Выбрать главу

— Ну это уже все в прошлом, — сказал Саня. — А ныне, ныне ты становишься известным литератором. Твои статьи и переводы в "Северном архиве" возбудили много разговоров и толков.

— Да кому же известно, что они принадлежат мне? Ведь напечатано-то все анонимно…

— Ну, шила в мешке не утаишь, — улыбнулся Саня.

— Ты знаешь, Никита, с тех пор как мы прослышали, что ты уехал в Китай, мы с Саней не пропускаем ничего, что появляется об этой стране в наших журналах, — сказала Таня.

— Все, что у нас до сих пор публиковалось о Китае, перепечатывалось из французских да английских изданий, — снова заговорил Саня. — А тут одно за другим появляются оригинальные русские сочинения, изобличающие в авторе такое знание Востока, китайского языка и словесности! Как же публике не заинтересоваться автором!

— А имя автора, к тому же, овеяно легендами! — улыбнулась Таня. — Ты, наверно, и представить себе не можешь, сколько тут, в Петербурге, судачат на твой счет.

— Да и не только судачат! Смею тебя уверить, имя достопочтенного отца Иакинфа известно просвещенной публике более, нежели ты думаешь, — сказал Саня убежденно. — Намедни встречаю в университете адъюнкта академии Шмидта. Зашла речь о твоих прибавлениях к ответам Крузенштерна. Так ты представляешь, этот надутый спесивец, который на русских ученых всегда смотрит свысока, говорит мне: едва ли во всей Европе есть другой человек, столь хорошо знающий Китай и всю Среднюю Азию {Так в начале XIX века называли обычно Центральную Азию.}, Китайскую и Монгольскую.

— Да, чтобы не забыть! — спохватился Иакинф. — Прибавления-то к Крузенштерновым ответам я принес вам в отдельном издании. Только что вышло. Вот вам на добрую память, раз уж вы оба Китаем интересуетесь.

Иакинф взглянул на сидящую напротив, у самовара, Таню.

"Счастлива ли ты?" — спросил его взгляд.

Она ответила ему растерянной, немного грустной улыбкой и отвела глаза.

Да, спрашивать ее об этом не следовало.

Про себя-то он точно знал теперь, что счастлив не был.

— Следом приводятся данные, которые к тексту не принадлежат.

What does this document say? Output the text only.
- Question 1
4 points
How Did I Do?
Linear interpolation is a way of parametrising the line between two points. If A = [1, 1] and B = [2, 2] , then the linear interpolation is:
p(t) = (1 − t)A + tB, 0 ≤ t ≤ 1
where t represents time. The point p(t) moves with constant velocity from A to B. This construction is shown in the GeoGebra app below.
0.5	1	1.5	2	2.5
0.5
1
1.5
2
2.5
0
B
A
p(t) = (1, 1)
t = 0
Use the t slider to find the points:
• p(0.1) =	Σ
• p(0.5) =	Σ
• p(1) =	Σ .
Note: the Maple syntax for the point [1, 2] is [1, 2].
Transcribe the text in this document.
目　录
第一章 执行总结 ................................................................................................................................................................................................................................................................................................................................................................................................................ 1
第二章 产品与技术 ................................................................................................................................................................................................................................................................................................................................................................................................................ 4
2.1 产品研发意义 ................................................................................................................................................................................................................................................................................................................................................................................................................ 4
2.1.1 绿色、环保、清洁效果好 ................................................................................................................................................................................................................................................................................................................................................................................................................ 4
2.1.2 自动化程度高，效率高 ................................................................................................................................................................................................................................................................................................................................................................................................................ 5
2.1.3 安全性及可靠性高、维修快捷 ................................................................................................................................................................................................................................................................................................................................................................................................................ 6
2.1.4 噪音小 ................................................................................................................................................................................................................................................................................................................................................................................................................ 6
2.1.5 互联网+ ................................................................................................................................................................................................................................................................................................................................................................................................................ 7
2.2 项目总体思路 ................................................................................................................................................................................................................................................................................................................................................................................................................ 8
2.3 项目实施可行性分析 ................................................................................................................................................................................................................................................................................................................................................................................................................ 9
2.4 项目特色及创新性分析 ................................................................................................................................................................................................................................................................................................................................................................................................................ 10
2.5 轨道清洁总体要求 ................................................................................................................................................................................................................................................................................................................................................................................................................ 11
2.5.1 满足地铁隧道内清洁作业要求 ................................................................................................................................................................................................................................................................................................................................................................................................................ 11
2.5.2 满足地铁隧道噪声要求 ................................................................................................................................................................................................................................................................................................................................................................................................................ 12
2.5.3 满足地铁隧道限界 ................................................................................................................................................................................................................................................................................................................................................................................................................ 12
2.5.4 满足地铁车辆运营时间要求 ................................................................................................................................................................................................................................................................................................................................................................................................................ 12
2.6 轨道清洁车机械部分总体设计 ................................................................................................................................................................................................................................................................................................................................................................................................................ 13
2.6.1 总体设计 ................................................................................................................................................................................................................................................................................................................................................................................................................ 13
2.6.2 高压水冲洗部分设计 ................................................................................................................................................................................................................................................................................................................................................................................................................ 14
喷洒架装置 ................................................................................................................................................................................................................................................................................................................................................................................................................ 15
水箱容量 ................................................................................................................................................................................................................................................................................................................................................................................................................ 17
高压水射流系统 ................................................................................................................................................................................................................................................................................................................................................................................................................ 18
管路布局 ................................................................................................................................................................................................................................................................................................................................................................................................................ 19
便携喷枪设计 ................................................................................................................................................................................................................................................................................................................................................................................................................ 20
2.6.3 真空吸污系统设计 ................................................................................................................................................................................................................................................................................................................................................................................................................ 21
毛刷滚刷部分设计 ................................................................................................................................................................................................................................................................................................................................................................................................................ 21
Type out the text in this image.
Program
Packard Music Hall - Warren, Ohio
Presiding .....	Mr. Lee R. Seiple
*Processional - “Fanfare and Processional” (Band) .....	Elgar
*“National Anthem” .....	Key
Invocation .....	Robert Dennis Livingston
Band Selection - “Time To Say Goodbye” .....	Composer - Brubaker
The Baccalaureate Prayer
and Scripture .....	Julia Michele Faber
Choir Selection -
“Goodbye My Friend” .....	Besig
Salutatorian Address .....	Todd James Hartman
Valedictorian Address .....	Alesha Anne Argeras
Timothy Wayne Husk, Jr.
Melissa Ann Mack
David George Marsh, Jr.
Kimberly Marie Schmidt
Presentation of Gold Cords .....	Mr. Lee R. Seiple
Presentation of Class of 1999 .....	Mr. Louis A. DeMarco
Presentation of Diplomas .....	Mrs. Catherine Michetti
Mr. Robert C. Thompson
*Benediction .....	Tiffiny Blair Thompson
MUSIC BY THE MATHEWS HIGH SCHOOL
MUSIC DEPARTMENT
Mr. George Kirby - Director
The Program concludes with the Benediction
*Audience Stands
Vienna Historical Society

Наверно, только сейчас, сидя за этим столом, он понял, чего он был лишен все эти годы — тепла. Простого человеческого тепла. Домашнего крова, семейного очага. С какой-то отчетливой, пронзительной ясностью он понял, как одинок был все эти годы. Самообладание, правда, изменяло ему редко, он не позволял себе предаваться пустым скорбям. Да и не пустым тоже. Он гнал их с порога. Но теперь-то ему ясно: счастлив он не был. Ему казалось, что он испытал на своем веку все, что дано испытать смертному. У него есть то, что выпадает на долю немногим — увлечение своим делом. Он долго жил, много странствовал и размышлял. Много страдал, но многому и радовался. Несмотря на монашеский клобук, который всегда его тяготил и от которого он так и не может избавиться, он не бежал мирских соблазнов, любил шумные застолья, питал страсть к женщинам, случалось к нескольким кряду, и не почитал это грехом: ведь стремление к счастью у человека в крови, зачем же его гнать? Но счастливым — счастливым он не был.

Таня разливала чай, совсем как ее мать в те давние времена в Казани. Они предавались воспоминаниям, шутили, а на сердце было тревожно от сумятицы каких-то новых чувств, сложных и противоречивых…

Саня рассказывал, как тяжело последнее время в университете.

— Попечитель наш — человек, бессмысленнее которого во всей России не сыщешь. Все носится с сумасбродной идеей создать в столице настоящий "христианский университет". Силится распространить суровые принципы христианства и на такие абстрактные науки, как математика. Ты представляешь, ему хочется, к примеру, чтоб я трактовал в своих лекциях треугольник как символ троицы. Лучших профессоров из университета изгоняют. Русским не дают хода, на всех кафедрах засилье немцев.

— По нынешним временам Саня не к масти козырь, — сказала Таня. — Ты же его знаешь! Ему всегда было ненавистно искательство, и он по-прежнему с юношеским пылом готов защищать справедливость.

— Ну как же! Ты, друже, всегда был чересчур горяч и, прости, немного простодушен, — сказал Иакинф, — всегда лез на рожон…

— Он и сейчас не изменился, — вставила Таня. — Да вот только справедливость-то вышла из моды. Но Саня верен себе, он считает, что есть нечто, моде неподвластное. И прежде всего — порядочность.